Fractional instantons and bions in the principal chiral model on ${\mathbb R}^2\times S^1$ with twisted boundary conditions

TL;DR

This paper classifies fractional instantons and bions in the SU(N) principal chiral model on R^2×S^1 with twisted boundary conditions, revealing their structures, charges, and relations to Yang-Mills theory, advancing understanding of non-perturbative effects.

Contribution

It provides a detailed classification of fractional instantons and bions, including their topological charges and configurations, in the principal chiral model with twisted boundary conditions, and establishes a connection to Yang-Mills theory.

Findings

Fractional instantons are global vortices with twisted U(1) moduli.

For Z_N symmetric boundary conditions, instanton numbers are 1/N; for generic conditions, they are irrational.

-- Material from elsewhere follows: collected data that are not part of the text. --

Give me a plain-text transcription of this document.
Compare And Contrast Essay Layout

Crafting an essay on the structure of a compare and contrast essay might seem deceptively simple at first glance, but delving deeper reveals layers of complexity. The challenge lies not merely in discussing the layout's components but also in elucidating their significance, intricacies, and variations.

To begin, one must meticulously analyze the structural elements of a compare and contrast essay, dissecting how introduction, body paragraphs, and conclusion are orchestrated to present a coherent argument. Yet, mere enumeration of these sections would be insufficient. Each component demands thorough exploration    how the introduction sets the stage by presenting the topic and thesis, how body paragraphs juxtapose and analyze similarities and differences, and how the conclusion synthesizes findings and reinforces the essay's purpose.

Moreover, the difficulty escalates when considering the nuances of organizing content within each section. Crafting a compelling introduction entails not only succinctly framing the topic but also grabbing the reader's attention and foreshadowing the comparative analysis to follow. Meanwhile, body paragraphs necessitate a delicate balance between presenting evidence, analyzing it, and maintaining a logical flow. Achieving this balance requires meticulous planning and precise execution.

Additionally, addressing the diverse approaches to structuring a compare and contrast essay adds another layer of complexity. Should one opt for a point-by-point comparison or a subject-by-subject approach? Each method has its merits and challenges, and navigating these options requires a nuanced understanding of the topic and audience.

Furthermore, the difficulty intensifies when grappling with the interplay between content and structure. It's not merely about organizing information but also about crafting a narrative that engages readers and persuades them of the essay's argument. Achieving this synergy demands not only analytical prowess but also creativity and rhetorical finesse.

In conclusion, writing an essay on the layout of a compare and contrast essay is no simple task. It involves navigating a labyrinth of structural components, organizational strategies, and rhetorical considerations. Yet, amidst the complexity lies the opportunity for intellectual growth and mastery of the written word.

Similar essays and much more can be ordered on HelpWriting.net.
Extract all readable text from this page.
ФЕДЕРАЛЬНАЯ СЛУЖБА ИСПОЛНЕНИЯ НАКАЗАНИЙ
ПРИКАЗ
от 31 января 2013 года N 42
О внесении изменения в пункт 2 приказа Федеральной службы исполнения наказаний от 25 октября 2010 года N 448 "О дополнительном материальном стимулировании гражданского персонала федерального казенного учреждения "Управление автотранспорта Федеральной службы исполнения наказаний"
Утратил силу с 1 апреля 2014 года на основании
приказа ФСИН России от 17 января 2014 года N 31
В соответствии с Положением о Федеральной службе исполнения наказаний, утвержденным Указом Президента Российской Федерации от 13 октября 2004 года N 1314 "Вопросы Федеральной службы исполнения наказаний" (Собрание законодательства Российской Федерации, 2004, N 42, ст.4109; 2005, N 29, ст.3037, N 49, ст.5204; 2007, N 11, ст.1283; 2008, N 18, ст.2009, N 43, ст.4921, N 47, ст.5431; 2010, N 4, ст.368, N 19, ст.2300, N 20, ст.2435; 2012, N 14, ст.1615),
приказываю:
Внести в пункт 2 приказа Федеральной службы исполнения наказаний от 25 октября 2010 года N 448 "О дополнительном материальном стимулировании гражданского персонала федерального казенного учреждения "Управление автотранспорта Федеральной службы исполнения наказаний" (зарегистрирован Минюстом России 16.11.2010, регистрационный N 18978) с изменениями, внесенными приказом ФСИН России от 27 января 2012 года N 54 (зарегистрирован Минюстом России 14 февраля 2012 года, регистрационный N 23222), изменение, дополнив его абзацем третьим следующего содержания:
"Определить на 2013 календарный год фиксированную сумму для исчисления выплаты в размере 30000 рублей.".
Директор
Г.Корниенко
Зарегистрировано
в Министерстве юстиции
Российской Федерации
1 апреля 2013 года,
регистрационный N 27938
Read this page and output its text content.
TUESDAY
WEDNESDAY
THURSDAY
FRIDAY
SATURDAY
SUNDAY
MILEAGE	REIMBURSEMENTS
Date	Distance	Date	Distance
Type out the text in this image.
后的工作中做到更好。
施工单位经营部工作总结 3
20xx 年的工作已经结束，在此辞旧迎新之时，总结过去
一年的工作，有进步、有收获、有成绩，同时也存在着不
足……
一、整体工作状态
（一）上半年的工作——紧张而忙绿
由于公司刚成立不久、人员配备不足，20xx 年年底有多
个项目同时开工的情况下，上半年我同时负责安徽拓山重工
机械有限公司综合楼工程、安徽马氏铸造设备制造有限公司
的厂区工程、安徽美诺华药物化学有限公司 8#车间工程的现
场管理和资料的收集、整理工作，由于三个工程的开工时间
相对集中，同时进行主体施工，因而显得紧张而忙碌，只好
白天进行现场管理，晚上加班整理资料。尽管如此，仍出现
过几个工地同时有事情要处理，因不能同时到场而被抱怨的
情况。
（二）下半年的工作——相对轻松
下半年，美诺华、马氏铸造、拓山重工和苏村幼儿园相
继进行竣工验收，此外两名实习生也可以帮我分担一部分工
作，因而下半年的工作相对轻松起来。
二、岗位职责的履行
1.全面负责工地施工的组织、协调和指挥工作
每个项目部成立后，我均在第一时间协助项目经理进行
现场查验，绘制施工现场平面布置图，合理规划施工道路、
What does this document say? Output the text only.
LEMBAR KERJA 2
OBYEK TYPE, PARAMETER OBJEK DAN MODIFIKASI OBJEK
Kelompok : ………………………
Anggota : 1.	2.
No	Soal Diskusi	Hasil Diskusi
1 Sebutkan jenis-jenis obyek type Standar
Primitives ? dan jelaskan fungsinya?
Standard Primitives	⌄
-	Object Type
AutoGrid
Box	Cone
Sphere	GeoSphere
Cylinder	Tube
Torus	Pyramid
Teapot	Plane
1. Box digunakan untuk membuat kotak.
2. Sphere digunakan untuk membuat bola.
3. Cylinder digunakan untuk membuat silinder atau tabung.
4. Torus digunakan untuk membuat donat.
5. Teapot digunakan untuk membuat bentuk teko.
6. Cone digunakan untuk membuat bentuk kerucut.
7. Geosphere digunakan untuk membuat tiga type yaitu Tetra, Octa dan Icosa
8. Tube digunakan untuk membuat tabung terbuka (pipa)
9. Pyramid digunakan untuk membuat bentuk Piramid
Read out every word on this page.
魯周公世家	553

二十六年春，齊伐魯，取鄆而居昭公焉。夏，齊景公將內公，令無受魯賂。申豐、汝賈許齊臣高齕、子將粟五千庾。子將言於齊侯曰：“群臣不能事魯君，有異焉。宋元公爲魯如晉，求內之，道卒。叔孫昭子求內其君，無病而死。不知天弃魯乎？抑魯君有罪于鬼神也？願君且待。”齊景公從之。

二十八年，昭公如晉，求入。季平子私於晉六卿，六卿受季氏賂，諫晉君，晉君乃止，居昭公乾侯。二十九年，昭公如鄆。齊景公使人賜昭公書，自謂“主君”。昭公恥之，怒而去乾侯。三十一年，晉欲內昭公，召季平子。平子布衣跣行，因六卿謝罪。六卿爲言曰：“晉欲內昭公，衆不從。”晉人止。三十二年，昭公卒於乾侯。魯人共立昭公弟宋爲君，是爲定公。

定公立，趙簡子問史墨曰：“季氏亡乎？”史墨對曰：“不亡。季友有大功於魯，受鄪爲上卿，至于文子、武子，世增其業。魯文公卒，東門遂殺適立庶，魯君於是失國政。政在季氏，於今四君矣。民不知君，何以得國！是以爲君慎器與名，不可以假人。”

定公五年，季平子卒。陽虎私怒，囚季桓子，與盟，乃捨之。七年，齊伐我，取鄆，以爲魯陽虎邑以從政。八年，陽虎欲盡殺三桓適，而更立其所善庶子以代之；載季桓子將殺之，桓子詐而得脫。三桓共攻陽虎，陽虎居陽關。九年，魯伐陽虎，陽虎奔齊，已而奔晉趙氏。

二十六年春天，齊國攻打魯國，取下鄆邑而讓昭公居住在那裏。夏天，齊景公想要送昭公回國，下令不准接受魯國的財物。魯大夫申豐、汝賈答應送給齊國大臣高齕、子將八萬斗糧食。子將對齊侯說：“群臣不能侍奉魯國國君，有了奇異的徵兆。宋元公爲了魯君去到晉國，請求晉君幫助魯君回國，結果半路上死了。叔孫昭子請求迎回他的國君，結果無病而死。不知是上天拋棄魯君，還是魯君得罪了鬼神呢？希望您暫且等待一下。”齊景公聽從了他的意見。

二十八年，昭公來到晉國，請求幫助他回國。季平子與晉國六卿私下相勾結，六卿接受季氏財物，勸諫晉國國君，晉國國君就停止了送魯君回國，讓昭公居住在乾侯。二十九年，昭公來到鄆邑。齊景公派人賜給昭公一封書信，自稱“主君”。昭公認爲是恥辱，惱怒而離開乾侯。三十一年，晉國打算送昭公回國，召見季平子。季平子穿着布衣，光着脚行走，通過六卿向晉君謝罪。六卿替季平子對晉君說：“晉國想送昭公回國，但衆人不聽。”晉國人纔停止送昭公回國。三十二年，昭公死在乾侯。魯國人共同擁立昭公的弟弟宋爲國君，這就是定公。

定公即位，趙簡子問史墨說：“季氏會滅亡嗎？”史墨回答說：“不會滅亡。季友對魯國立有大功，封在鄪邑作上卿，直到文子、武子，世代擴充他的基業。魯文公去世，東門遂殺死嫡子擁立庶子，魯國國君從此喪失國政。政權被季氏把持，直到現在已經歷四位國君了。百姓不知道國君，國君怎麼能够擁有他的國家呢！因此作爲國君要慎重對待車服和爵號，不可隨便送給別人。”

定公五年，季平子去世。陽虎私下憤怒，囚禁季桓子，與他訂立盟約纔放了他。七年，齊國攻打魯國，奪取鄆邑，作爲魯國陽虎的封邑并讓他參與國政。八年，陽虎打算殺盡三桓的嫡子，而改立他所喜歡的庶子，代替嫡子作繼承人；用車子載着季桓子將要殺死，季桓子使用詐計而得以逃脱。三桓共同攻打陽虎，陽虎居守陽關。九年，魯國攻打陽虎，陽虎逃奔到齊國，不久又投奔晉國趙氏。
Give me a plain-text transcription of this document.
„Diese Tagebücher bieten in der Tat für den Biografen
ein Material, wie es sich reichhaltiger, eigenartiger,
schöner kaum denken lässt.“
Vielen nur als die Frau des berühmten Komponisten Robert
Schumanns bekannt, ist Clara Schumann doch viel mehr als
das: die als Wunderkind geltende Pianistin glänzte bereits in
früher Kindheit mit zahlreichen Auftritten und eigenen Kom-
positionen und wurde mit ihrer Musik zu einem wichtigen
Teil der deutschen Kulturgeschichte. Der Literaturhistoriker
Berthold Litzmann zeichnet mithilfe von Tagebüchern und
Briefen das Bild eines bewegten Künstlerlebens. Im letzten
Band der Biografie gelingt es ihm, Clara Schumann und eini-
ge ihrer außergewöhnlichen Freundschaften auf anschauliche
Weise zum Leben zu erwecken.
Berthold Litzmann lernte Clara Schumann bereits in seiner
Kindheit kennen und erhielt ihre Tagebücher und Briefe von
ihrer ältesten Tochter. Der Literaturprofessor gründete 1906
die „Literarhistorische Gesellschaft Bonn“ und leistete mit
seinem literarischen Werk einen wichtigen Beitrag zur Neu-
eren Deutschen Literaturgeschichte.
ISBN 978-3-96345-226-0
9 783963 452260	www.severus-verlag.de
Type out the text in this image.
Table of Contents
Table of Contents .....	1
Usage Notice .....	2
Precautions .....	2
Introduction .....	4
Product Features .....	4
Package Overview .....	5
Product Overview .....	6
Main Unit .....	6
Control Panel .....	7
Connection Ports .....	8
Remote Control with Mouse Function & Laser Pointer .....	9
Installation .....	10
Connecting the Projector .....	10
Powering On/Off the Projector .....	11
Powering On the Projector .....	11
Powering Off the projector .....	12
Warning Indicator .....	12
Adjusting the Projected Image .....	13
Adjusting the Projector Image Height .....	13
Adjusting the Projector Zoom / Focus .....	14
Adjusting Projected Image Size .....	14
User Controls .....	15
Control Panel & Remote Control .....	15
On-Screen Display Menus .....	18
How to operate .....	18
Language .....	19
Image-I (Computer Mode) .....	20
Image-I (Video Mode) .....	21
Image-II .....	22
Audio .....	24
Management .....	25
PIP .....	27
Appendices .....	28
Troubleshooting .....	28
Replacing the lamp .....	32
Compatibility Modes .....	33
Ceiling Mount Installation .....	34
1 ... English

Neutral bions have zero instanton charge, while charged bions can have non-zero instanton charge.

Abstract

Bions are multiple fractional instanton configurations with zero instanton charge playing important roles in quantum field theories on a compactified space with a twisted boundary condition. We classify fractional instantons and bions in the $SU(N)$ principal chiral model on ${\mathbb R}^2 \times S^1$ with twisted boundary conditions. We find that fractional instantons are global vortices wrapping around $S^1$ with their $U(1)$ moduli twisted along $S^1$, that carry $1/N$ instanton (baryon) numbers for the ${\mathbb Z}_N$ symmetric twisted boundary condition and irrational instanton numbers for generic boundary condition. We work out neutral and charged bions for the $SU(3)$ case with the ${\mathbb Z}_3$ symmetric twisted boundary condition. We also find for generic boundary conditions that only the simplest neutral bions have zero instanton charges but instanton charges are not canceled out for charged bions. A correspondence between fractional instantons and bions in the $SU(N)$ principal chiral model and those in Yang-Mills theory is given through a non-Abelian Josephson junction.